Important 1781 letter signed by George Washington as Commander-in-Chief of the Continental Army, accomplished in the hand of aide Tench Tilghman and written to the German Major General Baron de Riedesel regarding the sensitive matter of prisoner exchanges, mentioning his senior aide, Alexander Hamilton, as well as British General John Burgoyne. Boldly signed, beautifully framed with a portrait of Washington.
The letter reads in full: "Sir I have been honored with your favor of April without particular date. You must either have been misinformed as to the letters which passed from General Phillips to me of the 23rd of December and from me to Sir Henry Clinton on the 25th of January in answer, or you must have misunderstood them.

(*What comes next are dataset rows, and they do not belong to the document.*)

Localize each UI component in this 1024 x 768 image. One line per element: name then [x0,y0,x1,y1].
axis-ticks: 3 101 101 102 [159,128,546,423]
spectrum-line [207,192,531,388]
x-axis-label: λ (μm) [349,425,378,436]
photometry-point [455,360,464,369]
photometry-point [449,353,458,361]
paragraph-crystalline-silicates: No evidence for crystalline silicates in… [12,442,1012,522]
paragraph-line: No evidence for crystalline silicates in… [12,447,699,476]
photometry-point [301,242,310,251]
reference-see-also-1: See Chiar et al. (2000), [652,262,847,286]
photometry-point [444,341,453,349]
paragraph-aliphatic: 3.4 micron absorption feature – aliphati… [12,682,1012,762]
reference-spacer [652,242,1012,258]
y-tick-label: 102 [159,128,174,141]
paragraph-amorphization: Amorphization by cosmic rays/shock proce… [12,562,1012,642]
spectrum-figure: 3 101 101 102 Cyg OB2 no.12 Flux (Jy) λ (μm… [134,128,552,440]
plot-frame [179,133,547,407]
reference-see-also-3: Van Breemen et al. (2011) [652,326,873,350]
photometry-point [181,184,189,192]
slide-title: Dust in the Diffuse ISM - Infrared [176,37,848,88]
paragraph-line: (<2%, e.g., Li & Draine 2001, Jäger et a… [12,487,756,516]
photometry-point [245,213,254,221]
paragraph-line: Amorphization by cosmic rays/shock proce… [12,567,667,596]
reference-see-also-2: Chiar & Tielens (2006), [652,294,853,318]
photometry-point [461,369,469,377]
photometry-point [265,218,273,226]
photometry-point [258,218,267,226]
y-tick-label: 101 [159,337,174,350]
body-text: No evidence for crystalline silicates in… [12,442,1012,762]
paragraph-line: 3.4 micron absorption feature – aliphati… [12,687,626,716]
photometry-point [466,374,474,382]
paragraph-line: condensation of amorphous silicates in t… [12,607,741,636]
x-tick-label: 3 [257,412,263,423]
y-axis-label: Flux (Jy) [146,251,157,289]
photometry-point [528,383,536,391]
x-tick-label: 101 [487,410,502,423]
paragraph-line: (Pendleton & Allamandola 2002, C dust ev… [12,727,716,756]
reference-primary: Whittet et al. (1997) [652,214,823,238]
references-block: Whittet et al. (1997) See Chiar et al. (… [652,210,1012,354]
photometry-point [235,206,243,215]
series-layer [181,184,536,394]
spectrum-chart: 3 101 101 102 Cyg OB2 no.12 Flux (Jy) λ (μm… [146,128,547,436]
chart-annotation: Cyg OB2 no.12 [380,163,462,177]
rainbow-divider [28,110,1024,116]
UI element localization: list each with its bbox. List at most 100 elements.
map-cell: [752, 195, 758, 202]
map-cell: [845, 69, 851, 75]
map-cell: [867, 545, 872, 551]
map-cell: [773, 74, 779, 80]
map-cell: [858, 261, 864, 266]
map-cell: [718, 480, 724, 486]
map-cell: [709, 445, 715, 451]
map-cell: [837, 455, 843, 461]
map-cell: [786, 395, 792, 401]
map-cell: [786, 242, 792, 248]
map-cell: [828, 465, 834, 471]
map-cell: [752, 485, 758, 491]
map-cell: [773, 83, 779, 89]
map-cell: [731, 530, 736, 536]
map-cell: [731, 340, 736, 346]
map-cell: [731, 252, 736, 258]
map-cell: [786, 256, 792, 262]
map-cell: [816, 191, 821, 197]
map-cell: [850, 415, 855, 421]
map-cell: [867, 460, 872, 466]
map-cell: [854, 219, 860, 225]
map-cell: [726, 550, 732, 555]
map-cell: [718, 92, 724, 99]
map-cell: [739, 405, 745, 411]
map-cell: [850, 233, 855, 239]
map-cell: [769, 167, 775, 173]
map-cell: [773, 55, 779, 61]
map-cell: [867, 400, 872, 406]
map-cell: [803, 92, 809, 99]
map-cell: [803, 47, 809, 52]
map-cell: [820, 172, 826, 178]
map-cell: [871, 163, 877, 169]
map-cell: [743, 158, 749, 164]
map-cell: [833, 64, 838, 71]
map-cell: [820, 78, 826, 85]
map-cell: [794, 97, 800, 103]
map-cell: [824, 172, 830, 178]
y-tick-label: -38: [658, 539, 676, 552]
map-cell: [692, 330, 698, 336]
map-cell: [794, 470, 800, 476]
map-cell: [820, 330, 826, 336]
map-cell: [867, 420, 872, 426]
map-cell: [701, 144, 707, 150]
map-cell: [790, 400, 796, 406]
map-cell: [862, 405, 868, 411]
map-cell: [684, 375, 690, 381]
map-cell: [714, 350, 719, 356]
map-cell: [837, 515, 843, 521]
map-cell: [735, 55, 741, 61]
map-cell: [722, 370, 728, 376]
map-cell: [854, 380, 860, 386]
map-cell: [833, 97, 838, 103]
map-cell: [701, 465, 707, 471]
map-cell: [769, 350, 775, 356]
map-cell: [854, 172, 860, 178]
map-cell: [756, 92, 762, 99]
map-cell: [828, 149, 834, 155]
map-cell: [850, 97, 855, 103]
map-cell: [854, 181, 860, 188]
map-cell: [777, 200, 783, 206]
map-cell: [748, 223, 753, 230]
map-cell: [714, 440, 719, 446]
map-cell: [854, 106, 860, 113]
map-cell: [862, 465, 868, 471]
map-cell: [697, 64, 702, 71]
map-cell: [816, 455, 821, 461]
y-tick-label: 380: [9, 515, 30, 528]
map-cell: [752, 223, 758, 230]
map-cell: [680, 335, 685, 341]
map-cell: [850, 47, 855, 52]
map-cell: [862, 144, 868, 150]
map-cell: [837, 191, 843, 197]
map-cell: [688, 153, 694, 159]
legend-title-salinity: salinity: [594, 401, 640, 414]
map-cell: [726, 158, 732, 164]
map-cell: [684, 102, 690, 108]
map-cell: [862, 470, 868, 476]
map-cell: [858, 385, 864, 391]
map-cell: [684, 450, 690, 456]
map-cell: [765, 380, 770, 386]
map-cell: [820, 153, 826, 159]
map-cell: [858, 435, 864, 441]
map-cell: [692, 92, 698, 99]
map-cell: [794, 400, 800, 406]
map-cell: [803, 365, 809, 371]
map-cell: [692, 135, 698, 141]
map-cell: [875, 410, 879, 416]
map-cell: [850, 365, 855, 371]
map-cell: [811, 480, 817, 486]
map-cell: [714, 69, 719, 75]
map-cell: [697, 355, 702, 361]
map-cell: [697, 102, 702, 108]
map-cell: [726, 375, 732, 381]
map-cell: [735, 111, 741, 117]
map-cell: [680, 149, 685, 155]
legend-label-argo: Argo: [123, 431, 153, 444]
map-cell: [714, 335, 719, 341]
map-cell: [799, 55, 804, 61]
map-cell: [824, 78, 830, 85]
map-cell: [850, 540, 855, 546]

I therefore enclose you copies of them. You will observe that I acceded only to the exchanges of the British Officers particularly named in General Phillips's letter. I refused his proposal of permitting an indeterminate number of British or German officers to be sent to New York, at the discretion of Brig. Genl. Hamilton. Some time after, proposals for a further exchange bearing date the 3rd of March, and in which are included the German Officers whose names you mention, were communicated to me by my Commissary General of prisoners, to which I did not think proper to accede, as I conceived the exchange of Lieutenant General Burgoyne was unreasonably delayed. My answer and instructions upon this head have been communicated at large to Mr. Loring by Mr. Skinner. Were I inclined to partiality in favor of the British Officers, I have it not in my power to exercise it, as the choice of the objects of exchange does not lie with me. At your particular request, I have given orders to have Major and Ensign de Meibom sent into New York upon parole. I have the honor to be with due Respect, Sir, your most obedt. Servant." The letter is signed "Go: Washington."
Recipient Friedrich Adolf Riedesel (1738-1800) was commander of the Braunschweiger Jäger, a regiment of soldiers from the Duchy of Brunswick among the German units hired by the British during the American War of Independence. Major General Baron de Riedesel commanded all German soldiers in the ill-fated 1777 Saratoga Campaign, led by British General John Burgoyne. The end result of this campaign, when the surrounded Burgoyne surrendered with his 6000 troops, is generally seen as the turning point in the war. Riedesel himself was captured (along with his wife) at this time, as was General Burgoyne; he was eventually exchanged for American General William Thompson. The Baron commanded troops on Long Island in the winter of 1780-81. In 1781, Quebec governor Frederick Haldimand named Riedesel officer in charge of the Sorel District, where he and his family stayed until his departure from North America at the end of the summer of 1784. Clearly Riedesel had communicated his belief that Washington was favoring British officers over German in recent prisoner exchanges, and a perhaps somewhat testy Washington clarifies his position, providing evidence in the form of copies of recent letters, and points out: "were I inclined to partiality in favor of the British Officers, I have it not in my power to exercise it, as the choice of objects of exchange does not lie with me."
However, Washington does grant Riedesel's specific request to allow Major Justus Christoph de Meibom, a German officer of the Brunswick Dragoons who had been captured at the Battle of Bennington in 1777, to go to New York City. This was likely to obtain funds so that he and fellow officers would be able to purchase food and clothing. The year prior, in March 1780, Washington had authorized an officer to enter New York City on Meibom's behalf; shortly after this exchange with Baron Riedesel, on May 11, 1781, Washington sent a letter to Elias Dayton authorizing Meibom to visit New York City himself.
Letter fine, Washington's signature clear and bold. A superb letter signed.